10 March, 2006

Conscience In The Gutter

In patches for over a year Leanne has repeatedly infiltrated my thoughts, pity that it’s taken me that long give up on her. After several pseudo dates, even Forrest Gump and a sexy meal couldn’t induce a single kiss, so I’ve accepted that nothing’s going to happen. A few weeks ago I was stuck between failure (which isn’t flattering) and relief (that I’m not kidding myself on any more). Although on the good side I can officially say and do anything to her without worrying if it looks or sounds cool.

On the good hand Onion Terror managed to grab an award at this year’s Fudgees; Best Punk Band, which is ace because we’re not even punk, but shit because almost all the other bands in the category had split up. Lost out on Best Performance by one vote, Gutted, although it still called for a big celebration. The 10 Easy Wishes gig a week later was also a night to remember, but that’s a completely different story involving profuse levels of alcohol and cat food, kinky.

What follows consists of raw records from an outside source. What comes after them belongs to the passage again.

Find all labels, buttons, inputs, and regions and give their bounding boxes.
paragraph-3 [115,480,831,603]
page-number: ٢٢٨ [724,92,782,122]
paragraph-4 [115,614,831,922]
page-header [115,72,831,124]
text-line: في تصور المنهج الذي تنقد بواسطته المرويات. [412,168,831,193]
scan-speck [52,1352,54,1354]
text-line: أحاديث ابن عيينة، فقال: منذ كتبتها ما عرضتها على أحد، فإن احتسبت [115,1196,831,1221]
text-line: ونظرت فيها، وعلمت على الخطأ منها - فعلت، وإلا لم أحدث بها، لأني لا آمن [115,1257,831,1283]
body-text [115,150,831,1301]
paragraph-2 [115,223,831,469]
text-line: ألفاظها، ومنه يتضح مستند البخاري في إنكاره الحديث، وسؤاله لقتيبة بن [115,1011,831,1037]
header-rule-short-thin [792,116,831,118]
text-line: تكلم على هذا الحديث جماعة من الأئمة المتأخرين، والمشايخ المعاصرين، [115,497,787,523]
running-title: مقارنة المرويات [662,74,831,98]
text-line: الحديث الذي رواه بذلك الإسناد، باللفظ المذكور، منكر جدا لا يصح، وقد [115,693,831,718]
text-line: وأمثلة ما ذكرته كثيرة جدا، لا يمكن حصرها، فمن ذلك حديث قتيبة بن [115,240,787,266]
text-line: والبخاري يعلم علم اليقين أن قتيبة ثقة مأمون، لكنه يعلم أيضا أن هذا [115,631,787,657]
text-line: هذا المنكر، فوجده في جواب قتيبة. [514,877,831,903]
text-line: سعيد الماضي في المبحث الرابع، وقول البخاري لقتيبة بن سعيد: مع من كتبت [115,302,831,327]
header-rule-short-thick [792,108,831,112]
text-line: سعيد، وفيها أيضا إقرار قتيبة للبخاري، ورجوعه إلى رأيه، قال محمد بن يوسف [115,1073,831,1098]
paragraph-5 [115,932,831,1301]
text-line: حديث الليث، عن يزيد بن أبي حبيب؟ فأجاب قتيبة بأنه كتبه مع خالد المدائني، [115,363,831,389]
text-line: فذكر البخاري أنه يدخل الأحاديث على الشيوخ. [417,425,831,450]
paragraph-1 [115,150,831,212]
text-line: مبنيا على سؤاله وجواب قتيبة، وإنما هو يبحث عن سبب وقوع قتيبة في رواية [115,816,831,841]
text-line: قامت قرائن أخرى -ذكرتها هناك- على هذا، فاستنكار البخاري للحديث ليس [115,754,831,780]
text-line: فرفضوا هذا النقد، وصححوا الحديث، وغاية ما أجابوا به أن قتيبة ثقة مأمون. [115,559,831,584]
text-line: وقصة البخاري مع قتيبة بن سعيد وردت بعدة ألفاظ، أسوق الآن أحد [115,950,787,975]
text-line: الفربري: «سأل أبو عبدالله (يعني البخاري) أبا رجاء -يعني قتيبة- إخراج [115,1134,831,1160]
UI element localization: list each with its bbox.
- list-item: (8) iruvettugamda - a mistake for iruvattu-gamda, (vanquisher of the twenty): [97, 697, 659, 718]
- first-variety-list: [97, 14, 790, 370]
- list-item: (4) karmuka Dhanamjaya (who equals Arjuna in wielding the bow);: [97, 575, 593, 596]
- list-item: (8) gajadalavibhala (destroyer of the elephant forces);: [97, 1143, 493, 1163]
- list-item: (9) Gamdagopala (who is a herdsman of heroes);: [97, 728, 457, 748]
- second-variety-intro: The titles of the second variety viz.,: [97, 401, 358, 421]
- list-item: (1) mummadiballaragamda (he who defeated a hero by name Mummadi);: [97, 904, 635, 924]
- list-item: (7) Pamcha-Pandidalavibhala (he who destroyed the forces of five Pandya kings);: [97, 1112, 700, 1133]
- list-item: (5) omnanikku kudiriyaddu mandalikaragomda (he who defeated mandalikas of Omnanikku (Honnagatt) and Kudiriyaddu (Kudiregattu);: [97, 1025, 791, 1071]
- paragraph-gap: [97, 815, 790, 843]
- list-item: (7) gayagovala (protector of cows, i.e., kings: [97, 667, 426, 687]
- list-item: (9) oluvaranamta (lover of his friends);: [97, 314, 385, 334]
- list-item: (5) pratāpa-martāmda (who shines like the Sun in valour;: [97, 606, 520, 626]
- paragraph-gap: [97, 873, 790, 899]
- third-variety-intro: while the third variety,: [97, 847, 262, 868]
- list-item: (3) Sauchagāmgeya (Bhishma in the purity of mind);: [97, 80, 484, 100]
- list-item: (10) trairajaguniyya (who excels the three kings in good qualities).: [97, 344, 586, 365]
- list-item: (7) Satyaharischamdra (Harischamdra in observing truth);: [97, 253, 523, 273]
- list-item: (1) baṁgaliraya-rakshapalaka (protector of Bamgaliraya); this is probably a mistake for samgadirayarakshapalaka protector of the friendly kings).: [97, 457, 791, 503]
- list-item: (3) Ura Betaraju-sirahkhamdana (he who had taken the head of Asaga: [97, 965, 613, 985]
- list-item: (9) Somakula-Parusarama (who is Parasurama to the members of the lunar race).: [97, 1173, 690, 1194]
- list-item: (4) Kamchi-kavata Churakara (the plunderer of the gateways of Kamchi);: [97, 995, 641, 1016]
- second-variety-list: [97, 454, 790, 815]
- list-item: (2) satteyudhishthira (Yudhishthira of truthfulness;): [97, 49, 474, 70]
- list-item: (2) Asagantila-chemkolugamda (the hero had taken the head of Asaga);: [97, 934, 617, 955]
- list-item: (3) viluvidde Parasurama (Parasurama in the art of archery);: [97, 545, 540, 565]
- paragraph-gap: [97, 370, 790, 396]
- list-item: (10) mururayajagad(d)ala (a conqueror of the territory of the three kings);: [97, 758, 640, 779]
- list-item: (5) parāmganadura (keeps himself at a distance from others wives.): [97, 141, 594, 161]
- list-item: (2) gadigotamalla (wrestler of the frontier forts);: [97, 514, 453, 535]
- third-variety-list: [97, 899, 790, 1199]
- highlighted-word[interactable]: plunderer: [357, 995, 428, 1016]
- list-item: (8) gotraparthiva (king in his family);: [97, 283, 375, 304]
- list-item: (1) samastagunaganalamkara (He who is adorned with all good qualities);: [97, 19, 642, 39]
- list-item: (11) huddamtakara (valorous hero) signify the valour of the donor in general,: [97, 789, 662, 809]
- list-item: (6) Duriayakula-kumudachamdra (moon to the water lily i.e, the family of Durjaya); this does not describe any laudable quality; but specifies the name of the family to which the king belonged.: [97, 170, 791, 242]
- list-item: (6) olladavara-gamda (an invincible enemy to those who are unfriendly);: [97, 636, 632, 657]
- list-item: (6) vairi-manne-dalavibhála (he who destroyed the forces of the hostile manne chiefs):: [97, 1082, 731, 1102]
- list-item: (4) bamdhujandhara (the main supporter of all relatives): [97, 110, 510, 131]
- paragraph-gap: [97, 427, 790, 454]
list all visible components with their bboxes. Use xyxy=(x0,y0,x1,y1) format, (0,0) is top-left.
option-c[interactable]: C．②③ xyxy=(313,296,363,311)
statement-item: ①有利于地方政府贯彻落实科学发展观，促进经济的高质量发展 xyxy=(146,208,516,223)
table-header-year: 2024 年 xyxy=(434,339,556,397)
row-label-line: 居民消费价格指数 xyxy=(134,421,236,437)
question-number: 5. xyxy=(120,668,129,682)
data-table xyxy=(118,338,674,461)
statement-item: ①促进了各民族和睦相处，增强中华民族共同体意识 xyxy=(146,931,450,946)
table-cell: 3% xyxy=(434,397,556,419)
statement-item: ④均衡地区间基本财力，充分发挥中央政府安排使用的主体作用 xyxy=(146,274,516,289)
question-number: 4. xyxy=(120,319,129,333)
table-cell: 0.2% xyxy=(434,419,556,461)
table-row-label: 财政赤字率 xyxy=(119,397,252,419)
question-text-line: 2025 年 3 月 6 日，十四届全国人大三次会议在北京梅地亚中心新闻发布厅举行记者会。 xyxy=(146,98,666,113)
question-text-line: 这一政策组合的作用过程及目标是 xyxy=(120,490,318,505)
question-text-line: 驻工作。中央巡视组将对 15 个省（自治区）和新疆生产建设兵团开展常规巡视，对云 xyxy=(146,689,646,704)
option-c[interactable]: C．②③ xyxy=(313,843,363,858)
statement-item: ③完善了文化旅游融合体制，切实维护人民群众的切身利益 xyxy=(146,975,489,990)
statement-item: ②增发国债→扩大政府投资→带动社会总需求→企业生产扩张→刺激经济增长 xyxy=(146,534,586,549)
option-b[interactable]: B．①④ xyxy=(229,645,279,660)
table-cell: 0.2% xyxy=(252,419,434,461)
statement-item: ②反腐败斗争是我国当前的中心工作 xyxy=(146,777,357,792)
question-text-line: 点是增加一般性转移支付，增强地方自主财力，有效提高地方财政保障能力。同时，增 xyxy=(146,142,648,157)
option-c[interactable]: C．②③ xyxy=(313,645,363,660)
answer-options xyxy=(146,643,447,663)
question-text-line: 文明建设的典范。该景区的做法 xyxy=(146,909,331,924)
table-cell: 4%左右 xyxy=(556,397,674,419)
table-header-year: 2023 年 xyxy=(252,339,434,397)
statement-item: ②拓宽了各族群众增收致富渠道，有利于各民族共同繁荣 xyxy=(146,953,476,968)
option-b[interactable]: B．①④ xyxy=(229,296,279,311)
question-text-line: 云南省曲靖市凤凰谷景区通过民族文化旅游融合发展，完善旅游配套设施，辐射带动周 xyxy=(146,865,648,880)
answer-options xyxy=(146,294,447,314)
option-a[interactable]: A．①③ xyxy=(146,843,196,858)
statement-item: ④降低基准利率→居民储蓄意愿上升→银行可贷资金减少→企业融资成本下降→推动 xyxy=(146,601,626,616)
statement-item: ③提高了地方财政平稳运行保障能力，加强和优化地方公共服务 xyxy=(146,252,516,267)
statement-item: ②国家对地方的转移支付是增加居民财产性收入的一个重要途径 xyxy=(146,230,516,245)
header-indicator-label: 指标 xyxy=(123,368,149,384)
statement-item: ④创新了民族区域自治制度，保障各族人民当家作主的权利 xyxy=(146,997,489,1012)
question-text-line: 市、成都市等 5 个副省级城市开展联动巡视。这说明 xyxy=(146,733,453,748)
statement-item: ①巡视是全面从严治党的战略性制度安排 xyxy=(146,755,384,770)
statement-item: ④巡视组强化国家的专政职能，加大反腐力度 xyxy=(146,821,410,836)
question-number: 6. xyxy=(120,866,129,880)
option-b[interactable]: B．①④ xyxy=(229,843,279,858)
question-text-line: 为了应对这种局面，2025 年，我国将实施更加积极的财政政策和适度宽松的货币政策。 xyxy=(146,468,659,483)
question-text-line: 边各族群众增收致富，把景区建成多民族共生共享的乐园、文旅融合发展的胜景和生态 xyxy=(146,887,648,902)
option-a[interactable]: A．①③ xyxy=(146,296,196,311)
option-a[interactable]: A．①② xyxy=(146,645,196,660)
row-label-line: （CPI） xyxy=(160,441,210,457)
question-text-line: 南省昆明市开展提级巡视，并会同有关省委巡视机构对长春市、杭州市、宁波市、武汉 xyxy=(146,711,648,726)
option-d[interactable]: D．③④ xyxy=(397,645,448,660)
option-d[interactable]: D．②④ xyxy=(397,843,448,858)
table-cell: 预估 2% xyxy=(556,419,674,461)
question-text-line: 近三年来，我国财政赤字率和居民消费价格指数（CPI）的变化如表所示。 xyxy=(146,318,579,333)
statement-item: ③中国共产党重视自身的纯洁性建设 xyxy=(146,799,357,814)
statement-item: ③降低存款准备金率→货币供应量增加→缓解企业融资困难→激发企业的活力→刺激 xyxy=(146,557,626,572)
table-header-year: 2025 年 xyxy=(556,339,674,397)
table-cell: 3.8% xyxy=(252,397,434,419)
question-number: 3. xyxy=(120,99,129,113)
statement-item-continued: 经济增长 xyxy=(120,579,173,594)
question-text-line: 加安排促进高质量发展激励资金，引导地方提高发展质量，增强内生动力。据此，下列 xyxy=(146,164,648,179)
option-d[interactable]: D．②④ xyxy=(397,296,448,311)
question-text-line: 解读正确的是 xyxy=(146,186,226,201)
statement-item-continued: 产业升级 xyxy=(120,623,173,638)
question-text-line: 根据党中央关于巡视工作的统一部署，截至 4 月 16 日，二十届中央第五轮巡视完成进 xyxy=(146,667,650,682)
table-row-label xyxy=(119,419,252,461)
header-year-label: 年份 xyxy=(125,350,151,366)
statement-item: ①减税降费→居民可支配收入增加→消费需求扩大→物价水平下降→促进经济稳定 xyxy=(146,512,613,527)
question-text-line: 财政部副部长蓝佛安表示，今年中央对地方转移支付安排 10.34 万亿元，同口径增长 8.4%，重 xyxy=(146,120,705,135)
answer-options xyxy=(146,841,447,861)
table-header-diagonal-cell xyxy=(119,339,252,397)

The observation on humanity today is the personal space that dominates everything these days. Mobile phones and music players are just two of the things that ensure everyone has there own private area, detached from everyone else’s. I was on a packed bus the other day and between tracks on my MP3 player I couldn’t hear a single conversation around me; kind of worrying when we’re supposed to be a civilised society.

I’ve also managed to diagnose myself with constant tiredness. No matter where I am or what I’m doing all I want to do is fall asleep. Most weekdays I have a siesta, and I’m even missing lectures because I can’t get out of bed. The worst thing is, my days aren’t busier than they were last month. I can only hope that this is a phase, because the last thing I want to be is a human sloth, although going to the toilet once a week to crap out most of my body weight does sound appealing. Unfortunately in a year, an average person uses the toilet 2,500 times.